佐賀工―国学院久我山 後半、トライを決める佐賀工・小〓琢登=花園

 第97回全国高校ラグビー大会第4日は1日、東大阪市の花園ラグビー場で3回戦8試合があり、佐賀県代表の佐賀工は国学院久我山(東京第2)とのBシード対決に15-29で敗れ、6年ぶりの8強入りはならなかった。

 前回大会準優勝でBシードの東海大仰星(大阪第2)は同じBシードの秋田工と27―27で引き分けたが、トライ数で上回り、準々決勝に進出。2連覇を狙う東福岡や京都成章、桐蔭学園(神奈川)のAシード勢もベスト8に進んだ。Bシードの日本航空石川は石川勢初の8強進出。報徳学園(兵庫)はノーシード勢で唯一8強入りした。

 抽選の結果、3日の準々決勝は桐蔭学園―京都成章のほか、日本航空石川―東福岡、東海大仰星―報徳学園、大阪桐蔭(大阪第1)―国学院久我山の組み合わせとなった。

■国学院久我山29―15佐賀工

 佐賀工は序盤のリードを守れず、国学院久我山との接戦を落とした。

 佐賀工は前半7分、SO仲西海人のPGで先制。同10分には右サイドを抜け出したFB松本純弥がトライを決めてリードを広げた。しかし、11分と20分にトライを奪われて逆転されると、25分にもゴール前のモールを押し込まれた。

 9点を追う後半は、開始6分に相手のトライを許した。15分にはCTB小〓琢登がインターセプトから中央突破して追い上げたが、終盤28分に追加点を許して力尽きた。

■相手FWの圧力と決定力

 ノーサイドの笛が鳴るまで楕円(だえん)形のボールを必死に追い続けたが、無情にも時間だけが過ぎていった。6大会ぶりの8強入りを目指した佐賀工は、東京第2代表の国学院久我山に15-29で敗戦。同じBシードを相手に幾度となく攻め込んだが、FWの圧力と決定力で差を付けられた。

 前半3分、SO仲西海人のPGで先制。

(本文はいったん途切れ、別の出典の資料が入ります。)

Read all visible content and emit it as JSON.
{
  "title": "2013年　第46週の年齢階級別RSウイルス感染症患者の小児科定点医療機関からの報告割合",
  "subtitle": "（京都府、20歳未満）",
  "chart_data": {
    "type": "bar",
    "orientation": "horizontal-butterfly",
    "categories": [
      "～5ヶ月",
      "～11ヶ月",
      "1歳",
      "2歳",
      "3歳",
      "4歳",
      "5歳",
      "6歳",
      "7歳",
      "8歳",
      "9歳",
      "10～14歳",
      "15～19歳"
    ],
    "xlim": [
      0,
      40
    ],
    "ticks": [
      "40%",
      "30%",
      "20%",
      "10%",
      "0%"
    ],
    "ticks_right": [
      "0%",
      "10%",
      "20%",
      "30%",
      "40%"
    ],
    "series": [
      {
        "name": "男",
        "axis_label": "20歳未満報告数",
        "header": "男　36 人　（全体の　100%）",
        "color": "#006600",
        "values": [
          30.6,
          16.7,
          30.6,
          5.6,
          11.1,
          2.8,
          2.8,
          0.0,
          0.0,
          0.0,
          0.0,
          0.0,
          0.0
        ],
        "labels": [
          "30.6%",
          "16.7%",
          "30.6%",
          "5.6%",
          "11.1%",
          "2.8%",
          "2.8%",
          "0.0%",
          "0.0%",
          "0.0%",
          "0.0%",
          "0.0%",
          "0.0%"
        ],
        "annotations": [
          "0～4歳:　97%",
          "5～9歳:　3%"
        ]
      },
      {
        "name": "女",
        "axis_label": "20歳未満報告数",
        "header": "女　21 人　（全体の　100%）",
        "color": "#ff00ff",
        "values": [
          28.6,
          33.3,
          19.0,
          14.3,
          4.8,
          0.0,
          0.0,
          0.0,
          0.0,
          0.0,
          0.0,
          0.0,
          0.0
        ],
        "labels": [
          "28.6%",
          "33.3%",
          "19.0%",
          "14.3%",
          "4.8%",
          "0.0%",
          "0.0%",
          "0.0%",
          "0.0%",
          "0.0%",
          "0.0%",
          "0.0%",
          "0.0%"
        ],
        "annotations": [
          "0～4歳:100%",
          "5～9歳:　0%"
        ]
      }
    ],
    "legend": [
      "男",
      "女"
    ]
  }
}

さらに10分には、けがで初戦の2回戦を欠場したFB松本純弥がトライを決めて絶好のスタートを切った。しかし、直後の11分、自陣ラックからボールを奪い返されて失点。20分には逆転トライを許して劣勢に回った。

 佐賀工FW陣はモールを組み、何度も前進を試みたが、その度に相手FWに押し戻された。高校日本代表候補を並べたバックス陣も決定力を欠き、前半だけで7度あったターンオーバーを生かすことができなかった。

 「相手の圧力が想像以上だった」と仁位岳寛監督。36年連続出場、24大会連続初戦突破という伝統は守ったが、それでも目標の8強入りには届かず、涙で花園を後にした。